Physics informed Transformer-VAE for biophysical parameter estimation: PROSAIL model inversion in Sentinel-2 imagery

TL;DR

This work addresses the challenge of retrieving canopy biophysical variables from satellite data without needing real‑image labels for training. It introduces a physics‑informed Transformer‑VAE that embeds the PROSAIL radiative transfer model as a differentiable decoder, trained exclusively on synthetic PROSAIL simulations to infer posterior distributions over canopy parameters such as $LAI$ and $CCC$. The model demonstrates competitive accuracy on real field datasets (FRM4Veg and BelSAR) compared with methods trained on real imagery, while providing uncertainty quantification via the latent distribution. By coupling physical model constraints with a Transformer encoder, the approach achieves physically plausible inversions and suggests a viable path to global, calibration‑free vegetation trait products from Sentinel‑2 imagery, with potential extensions to hyperspectral data and additional RTMs.

Abstract

Accurate retrieval of vegetation biophysical variables from satellite imagery is crucial for ecosystem monitoring and agricultural management.
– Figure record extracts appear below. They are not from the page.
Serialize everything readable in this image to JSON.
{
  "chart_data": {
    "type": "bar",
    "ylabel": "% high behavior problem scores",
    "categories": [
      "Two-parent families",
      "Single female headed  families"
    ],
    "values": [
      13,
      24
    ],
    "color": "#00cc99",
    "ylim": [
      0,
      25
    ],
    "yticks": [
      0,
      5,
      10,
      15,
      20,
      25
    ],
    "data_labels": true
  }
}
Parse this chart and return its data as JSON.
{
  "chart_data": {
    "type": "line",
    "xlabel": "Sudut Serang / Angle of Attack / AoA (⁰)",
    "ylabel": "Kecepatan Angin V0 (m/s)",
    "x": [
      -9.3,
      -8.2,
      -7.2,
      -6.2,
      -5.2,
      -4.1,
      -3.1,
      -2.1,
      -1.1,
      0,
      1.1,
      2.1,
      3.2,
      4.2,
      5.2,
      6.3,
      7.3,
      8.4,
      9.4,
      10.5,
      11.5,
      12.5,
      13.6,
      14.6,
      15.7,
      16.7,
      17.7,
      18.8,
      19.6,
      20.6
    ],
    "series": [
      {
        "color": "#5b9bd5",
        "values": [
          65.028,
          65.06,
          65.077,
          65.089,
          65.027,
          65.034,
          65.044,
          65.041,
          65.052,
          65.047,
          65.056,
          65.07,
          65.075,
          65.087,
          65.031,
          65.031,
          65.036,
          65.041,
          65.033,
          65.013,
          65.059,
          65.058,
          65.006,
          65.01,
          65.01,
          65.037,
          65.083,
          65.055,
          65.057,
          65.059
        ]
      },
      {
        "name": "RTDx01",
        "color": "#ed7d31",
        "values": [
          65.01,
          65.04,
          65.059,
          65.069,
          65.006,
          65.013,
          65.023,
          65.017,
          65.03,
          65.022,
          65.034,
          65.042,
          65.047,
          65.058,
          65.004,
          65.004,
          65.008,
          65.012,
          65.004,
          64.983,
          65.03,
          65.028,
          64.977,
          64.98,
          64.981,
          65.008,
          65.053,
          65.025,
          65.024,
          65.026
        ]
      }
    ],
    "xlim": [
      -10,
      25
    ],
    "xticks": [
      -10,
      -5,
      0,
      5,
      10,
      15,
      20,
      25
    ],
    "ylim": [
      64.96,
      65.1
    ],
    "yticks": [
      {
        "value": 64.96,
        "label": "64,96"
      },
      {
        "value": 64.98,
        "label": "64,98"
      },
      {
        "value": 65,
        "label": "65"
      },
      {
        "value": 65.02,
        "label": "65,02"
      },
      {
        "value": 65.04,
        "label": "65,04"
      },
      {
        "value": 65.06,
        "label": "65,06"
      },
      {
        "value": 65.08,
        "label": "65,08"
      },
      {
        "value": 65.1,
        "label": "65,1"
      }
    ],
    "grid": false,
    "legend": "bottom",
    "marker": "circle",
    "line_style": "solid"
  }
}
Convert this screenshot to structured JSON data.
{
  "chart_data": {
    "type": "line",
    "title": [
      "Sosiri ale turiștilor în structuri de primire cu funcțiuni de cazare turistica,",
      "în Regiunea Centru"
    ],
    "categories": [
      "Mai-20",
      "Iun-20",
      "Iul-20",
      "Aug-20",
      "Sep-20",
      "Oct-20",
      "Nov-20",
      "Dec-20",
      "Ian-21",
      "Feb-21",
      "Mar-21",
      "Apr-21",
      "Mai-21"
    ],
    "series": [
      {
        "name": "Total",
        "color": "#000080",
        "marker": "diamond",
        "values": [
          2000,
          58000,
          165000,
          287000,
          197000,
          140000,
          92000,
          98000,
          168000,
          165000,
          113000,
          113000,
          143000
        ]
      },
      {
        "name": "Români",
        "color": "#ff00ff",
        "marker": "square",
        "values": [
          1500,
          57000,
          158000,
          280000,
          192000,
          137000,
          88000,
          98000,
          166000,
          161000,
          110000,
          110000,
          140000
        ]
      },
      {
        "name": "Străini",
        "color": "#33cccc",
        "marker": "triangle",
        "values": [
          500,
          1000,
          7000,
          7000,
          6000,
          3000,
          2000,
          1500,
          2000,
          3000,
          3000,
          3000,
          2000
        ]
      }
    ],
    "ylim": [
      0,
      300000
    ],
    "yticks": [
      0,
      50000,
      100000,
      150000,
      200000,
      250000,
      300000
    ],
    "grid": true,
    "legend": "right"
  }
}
In this work, we propose a physics-informed Transformer-VAE architecture to invert the PROSAIL radiative transfer model for simultaneous estimation of key canopy parameters from Sentinel-2 data. Unlike previous hybrid approaches that require real satellite images for self-supevised training. Our model is trained exclusively on simulated data, yet achieves performance on par with state-of-the-art methods that utilize real imagery. The Transformer-VAE incorporates the PROSAIL model as a differentiable physical decoder, ensuring that inferred latent variables correspond to physically plausible leaf and canopy properties. We demonstrate retrieval of leaf area index (LAI) and canopy chlorophyll content (CCC) on real-world field datasets (FRM4Veg and BelSAR) with accuracy comparable to models trained with real Sentinel-2 data. Our method requires no in-situ labels or calibration on real images, offering a cost-effective and self-supervised solution for global vegetation monitoring. The proposed approach illustrates how integrating physical models with advanced deep networks can improve the inversion of RTMs, opening new prospects for large-scale, physically-constrained remote sensing of vegetation traits.

Figures (5)

• Figure 1: End‐to‐end architecture: (a) training with transformer-VAE & PROSAIL decoder, (b) inference and validation.
• Figure 2: Spatial distribution of field validation points at the Las Tiesas-Barrax agricultural test site in central Spain, with measurements collected during two separate campaigns in 2018 (green points) and 2021 (red points).
• Figure 3: Field validation points at Wytham Woods, showing the distribution of in-situ LAI and CCC measurements (red points) throughout the ancient deciduous forest site.
• Figure 4: Agricultural test site used for the BelSAR campaign in central Belgium, showing a mosaic of crop fields with validation sites highlighted in red.
• Figure 5: Top: Predicted versus in-situ measured Leaf Area Index (LAI) across all validation sites and land cover types. Bottom: Predicted versus in-situ measured Canopy Chlorophyll Content (CCC) for the same sites and land covers. Each point represents a field measurement, colored by land cover class and shaped by site. Error bars indicate prediction uncertainty. The black line is the 1:1 line (perfect agreement), and the red line is the best-fit regression.